Not true at all.
The Whigs were more a collection of factions than a party. The only thing that united them was distaste for everything Andrew Jackson stood for. They were the anti-populists of the era. Among the things they believed in were high protective tariffs, a central bank and a strong, vigorous federal government. What held them together was the presence of Henry Clay, the Great Compromiser, who had kept the Union from dissolving in 1820 and 1850 with two compromises that permitted the North and South to live in the same country.
Clay's death from tuberculosis in 1852 at age 75 marked the real end of the Whig Party. It lingered on for most of the 1850s, desperately trying to have it both ways on slavery, which had become the great divisive moral issue of the day. The fractured Whigs were replaced by the Republicans, a true anti-slavery party.
Well, there ya go!
I substituted ‘Immigration’ for ‘Slavery.’ ;)

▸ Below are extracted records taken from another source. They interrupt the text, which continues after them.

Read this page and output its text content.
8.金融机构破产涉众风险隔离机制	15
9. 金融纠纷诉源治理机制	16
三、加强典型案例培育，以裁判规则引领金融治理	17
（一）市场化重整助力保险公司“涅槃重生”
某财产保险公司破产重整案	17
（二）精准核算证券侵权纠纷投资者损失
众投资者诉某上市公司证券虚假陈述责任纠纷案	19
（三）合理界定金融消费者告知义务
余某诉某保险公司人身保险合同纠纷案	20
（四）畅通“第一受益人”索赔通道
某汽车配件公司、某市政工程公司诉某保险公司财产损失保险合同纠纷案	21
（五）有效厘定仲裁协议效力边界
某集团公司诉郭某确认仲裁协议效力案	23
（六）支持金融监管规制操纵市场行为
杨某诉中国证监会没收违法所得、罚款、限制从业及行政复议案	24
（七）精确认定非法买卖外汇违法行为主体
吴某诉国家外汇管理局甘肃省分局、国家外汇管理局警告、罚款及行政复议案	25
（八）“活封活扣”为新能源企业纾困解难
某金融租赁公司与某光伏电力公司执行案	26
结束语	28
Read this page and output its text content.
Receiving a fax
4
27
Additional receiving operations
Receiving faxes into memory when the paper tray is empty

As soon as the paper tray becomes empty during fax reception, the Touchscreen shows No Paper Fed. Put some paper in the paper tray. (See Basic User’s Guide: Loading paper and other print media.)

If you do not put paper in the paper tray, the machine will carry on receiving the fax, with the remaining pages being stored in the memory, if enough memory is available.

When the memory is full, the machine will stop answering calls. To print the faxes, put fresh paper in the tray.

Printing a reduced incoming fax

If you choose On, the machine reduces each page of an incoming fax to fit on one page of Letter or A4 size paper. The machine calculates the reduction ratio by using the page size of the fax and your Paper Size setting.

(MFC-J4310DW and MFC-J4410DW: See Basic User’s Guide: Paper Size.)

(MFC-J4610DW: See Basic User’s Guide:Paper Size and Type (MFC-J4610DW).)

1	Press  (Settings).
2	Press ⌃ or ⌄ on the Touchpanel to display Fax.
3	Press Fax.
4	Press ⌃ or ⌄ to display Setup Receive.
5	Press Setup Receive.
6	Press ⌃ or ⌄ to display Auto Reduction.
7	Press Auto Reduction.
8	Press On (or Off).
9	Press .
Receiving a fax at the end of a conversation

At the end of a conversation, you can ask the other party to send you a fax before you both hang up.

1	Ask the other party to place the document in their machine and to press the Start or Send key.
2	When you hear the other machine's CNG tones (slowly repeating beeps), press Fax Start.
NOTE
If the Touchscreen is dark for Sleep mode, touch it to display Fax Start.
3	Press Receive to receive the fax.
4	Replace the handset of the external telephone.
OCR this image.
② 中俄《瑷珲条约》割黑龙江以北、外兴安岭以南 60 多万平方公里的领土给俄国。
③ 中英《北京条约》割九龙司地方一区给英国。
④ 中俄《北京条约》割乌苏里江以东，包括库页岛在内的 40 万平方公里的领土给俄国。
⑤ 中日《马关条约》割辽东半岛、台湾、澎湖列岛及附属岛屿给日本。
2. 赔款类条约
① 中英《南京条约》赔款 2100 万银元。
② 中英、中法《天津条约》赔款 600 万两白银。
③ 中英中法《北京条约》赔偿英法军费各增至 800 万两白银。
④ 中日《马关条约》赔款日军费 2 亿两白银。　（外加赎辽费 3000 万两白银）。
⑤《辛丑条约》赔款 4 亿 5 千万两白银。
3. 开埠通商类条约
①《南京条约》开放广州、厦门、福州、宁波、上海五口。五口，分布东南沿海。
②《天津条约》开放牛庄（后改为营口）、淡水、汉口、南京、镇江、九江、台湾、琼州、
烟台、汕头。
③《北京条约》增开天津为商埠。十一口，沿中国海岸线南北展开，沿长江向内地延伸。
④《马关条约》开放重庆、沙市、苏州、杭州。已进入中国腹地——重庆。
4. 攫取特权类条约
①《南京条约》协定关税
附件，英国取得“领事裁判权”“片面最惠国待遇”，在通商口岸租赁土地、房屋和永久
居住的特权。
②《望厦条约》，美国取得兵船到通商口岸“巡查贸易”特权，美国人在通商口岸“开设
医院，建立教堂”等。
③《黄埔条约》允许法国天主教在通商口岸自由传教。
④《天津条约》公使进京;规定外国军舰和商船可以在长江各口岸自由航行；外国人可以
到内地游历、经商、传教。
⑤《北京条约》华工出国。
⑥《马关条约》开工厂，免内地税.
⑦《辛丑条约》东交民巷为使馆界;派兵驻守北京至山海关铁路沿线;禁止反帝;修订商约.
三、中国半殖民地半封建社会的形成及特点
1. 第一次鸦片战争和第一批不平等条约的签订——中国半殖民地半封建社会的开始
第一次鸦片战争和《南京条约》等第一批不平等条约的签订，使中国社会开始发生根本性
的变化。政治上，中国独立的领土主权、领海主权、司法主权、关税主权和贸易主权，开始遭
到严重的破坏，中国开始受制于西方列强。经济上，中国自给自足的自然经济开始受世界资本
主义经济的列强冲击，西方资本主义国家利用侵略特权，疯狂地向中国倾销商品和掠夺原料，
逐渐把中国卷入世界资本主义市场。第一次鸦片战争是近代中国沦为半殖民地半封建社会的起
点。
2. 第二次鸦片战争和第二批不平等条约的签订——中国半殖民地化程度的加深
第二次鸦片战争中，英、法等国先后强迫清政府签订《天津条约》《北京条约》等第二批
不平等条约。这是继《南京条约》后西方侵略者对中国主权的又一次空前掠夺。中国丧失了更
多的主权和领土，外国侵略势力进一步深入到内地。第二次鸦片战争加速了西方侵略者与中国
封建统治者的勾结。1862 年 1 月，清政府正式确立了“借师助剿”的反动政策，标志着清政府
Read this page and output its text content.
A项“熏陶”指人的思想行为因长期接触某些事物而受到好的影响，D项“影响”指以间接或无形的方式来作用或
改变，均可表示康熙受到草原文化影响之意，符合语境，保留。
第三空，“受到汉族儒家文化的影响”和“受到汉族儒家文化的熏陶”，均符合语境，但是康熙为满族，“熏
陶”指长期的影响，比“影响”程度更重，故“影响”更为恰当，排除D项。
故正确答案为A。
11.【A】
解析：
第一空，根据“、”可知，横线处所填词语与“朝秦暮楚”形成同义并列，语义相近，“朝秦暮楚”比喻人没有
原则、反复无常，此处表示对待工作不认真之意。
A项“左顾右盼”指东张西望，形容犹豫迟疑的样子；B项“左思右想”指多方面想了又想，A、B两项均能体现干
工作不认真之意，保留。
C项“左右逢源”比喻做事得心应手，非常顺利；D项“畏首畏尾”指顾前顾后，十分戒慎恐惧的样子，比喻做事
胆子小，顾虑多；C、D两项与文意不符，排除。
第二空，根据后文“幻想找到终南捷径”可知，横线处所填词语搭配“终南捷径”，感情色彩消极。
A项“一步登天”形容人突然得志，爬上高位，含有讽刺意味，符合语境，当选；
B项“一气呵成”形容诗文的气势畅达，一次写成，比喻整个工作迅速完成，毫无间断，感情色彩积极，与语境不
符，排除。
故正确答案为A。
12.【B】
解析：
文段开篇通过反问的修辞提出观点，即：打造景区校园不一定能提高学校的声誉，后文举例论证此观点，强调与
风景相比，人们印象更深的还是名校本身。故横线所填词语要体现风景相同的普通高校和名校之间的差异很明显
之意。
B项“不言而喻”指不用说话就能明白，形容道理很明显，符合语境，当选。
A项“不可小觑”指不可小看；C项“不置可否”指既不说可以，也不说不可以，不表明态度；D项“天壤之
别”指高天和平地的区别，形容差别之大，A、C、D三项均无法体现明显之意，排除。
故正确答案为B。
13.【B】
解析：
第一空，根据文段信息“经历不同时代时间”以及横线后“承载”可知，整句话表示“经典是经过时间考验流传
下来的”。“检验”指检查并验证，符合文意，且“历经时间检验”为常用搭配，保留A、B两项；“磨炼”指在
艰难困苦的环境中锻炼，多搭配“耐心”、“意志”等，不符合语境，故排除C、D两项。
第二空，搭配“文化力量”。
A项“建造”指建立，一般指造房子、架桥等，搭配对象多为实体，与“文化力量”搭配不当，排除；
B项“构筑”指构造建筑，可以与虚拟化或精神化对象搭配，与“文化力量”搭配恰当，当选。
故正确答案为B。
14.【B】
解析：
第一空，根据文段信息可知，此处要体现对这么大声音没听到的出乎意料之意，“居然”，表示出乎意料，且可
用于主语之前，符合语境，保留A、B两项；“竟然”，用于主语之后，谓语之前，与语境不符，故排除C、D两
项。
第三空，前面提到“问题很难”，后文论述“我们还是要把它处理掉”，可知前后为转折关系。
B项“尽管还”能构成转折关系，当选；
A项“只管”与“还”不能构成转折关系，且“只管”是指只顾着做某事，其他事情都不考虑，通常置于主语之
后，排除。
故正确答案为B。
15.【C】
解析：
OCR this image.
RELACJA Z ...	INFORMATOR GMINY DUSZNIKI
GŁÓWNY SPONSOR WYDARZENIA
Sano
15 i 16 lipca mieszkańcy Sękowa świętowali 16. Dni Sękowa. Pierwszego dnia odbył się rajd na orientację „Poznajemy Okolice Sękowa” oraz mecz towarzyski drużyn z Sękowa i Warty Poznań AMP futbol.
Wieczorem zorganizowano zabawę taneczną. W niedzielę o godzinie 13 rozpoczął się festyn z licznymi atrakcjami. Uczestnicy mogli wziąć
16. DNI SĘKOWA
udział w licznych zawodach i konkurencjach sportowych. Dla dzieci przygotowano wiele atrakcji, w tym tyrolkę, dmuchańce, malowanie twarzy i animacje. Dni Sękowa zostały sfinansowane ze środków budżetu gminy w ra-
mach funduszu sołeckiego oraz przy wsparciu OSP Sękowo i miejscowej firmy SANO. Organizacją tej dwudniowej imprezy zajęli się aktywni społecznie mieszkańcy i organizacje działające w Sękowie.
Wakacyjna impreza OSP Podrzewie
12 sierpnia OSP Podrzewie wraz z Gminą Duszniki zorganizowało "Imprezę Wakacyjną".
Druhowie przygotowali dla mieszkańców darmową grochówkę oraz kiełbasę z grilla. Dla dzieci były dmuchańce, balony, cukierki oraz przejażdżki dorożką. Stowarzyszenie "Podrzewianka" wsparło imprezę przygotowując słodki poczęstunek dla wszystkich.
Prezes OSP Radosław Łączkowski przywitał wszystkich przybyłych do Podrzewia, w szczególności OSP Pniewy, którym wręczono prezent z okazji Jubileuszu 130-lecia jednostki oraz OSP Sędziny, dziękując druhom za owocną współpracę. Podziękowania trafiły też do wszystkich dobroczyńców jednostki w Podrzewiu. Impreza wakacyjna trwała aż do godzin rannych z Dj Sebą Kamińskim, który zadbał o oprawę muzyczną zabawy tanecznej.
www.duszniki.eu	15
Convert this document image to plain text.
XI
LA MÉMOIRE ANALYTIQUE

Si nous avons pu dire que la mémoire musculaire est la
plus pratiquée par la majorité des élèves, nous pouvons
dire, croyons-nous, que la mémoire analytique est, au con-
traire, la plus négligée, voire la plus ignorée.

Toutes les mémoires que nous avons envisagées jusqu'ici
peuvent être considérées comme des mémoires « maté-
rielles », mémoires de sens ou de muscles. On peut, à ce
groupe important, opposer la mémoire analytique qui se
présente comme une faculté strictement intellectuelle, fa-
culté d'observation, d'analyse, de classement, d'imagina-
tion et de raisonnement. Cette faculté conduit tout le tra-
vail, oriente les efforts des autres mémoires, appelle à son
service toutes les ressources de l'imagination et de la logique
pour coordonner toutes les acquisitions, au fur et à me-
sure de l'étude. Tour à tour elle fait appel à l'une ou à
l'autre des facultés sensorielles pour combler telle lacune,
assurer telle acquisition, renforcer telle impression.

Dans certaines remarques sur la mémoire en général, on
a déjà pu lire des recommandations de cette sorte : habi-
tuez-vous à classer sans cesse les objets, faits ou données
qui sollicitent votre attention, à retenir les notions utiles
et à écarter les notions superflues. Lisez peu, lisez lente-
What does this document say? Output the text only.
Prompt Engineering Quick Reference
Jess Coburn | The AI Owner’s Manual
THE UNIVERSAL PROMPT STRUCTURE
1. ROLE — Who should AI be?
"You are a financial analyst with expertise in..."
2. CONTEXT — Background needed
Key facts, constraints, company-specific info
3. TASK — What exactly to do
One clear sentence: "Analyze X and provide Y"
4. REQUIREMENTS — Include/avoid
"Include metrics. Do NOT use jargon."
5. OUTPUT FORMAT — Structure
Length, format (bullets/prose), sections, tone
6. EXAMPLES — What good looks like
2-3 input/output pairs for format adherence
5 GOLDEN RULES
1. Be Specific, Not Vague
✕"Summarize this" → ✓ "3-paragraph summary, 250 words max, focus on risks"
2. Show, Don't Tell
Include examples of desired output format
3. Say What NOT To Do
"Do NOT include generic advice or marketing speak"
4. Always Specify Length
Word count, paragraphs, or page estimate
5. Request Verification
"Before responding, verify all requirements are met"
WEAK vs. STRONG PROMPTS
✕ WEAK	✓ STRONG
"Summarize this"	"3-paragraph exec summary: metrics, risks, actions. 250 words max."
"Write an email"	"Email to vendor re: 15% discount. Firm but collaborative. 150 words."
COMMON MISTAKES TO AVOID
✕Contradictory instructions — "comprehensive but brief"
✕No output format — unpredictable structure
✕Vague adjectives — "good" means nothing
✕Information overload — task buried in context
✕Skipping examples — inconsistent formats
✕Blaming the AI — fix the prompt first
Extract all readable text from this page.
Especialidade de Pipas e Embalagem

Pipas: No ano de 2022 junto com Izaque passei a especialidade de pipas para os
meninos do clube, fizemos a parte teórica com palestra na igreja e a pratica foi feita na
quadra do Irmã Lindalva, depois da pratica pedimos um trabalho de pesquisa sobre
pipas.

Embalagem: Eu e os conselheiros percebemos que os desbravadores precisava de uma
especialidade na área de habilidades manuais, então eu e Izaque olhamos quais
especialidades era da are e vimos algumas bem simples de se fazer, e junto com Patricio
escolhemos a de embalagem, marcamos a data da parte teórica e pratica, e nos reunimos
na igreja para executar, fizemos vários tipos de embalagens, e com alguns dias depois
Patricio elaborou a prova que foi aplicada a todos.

Like the Democratic party before the Civil War, the Whigs were a “bisectional” party that drew voters from both the North and South, explains Philip Wallach, a resident scholar at the American Enterprise Institute.
“Both parties therefore had an interest in keeping IMMIGRATION off the national agenda as much as possible,” says Wallach. “But in the case of the Whig party, it just couldn’t find any way of dealing with the IMMIGRATION issue that would satisfy both its Northern and Southern wings.”